Global rating firm Fitch has downgraded Kenya’s rating from stable to negative due to elevated debt repayment. The agency last week revised the Outlook on Kenya’s long-term foreign-currency Issuer Default Rating (IDR) to negative from stable and affirmed the IDR at ‘B’.
Fitch attributes the downgrade to increased external financing constraints amid high funding requirements, including a $2 billion (Sh283.6 billion) Eurobond maturity in 2024, weakening international reserves, rising financing costs, and uncertainty on the fiscal trajectory.
“The rating affirmation balances Kenya’s relatively high government debt and external indebtedness and its narrow revenue base against the authorities’ commitment to fiscal consolidation anchored by the IMF programme and strong medium-term growth prospects,” Fitch said in a statement.
The agency also predicts that the cost of servicing external debt (amortization and interest) will rise steeply to $4.3 billion (Sh609.74 billion) in the financial year ending June 2024.
“Our expectation that the global tightening cycle could maintain unfavourable market conditions into 2024 is a significant headwind for the authorities who plan to refinance the Eurobond in external markets,” it added.

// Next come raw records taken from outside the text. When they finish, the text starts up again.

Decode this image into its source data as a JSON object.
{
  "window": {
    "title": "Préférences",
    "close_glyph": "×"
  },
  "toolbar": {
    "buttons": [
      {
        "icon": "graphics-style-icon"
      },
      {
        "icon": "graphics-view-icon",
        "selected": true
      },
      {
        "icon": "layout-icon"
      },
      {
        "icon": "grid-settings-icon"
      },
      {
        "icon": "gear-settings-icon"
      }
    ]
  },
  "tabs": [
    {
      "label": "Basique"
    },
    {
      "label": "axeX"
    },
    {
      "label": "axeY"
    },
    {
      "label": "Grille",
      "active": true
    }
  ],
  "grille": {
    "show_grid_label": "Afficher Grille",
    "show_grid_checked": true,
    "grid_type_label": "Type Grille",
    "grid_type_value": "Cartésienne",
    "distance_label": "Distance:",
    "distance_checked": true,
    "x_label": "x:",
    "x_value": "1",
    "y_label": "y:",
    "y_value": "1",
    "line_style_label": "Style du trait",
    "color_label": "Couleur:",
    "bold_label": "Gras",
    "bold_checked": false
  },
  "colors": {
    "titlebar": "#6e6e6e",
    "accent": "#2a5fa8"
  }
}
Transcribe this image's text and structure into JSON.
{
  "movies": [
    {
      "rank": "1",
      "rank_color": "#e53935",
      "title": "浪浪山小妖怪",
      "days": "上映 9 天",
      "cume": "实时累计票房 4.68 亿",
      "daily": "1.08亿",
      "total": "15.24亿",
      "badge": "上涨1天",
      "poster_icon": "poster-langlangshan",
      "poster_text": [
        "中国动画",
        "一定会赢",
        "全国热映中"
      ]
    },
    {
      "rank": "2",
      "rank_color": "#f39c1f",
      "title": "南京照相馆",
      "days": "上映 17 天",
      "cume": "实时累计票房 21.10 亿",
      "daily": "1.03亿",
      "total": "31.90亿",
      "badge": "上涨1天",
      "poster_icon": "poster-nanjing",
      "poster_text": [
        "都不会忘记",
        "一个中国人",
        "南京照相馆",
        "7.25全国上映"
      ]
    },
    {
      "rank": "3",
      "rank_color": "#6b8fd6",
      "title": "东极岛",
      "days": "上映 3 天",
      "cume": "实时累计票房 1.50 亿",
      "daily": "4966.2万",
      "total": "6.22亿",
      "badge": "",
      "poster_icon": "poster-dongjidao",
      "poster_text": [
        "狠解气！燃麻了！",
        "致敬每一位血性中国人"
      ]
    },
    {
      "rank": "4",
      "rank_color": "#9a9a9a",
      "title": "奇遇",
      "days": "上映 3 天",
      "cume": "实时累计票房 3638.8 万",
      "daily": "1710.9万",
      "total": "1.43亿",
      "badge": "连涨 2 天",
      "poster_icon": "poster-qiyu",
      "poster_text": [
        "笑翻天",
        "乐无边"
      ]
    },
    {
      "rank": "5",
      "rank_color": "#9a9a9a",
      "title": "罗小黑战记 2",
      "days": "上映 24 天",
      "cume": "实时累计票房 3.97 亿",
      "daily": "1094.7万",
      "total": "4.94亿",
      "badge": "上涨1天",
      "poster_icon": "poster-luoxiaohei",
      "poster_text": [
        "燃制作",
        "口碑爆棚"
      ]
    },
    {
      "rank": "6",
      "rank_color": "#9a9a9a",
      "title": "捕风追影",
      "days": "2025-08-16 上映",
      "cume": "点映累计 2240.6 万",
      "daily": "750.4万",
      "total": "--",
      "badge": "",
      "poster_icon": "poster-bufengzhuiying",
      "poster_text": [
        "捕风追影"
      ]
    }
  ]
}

Similarly, it expects the country’s reserve to dip to $7 billion (Sh992.6 billion) at the end of 2024 from $8 billion (Sh1.1 trillion) at the end of 2022, lowering the reserve to an equivalent of 2.8 months of current external payments below the projected ‘B’ median (3.4 months).
“However, the coalition government faces heightened social pressures, including sporadic protests led by former presidential candidate Raila Odinga over his claims of election-rigging as well as legal challenges by civil society groups against government tax increases.”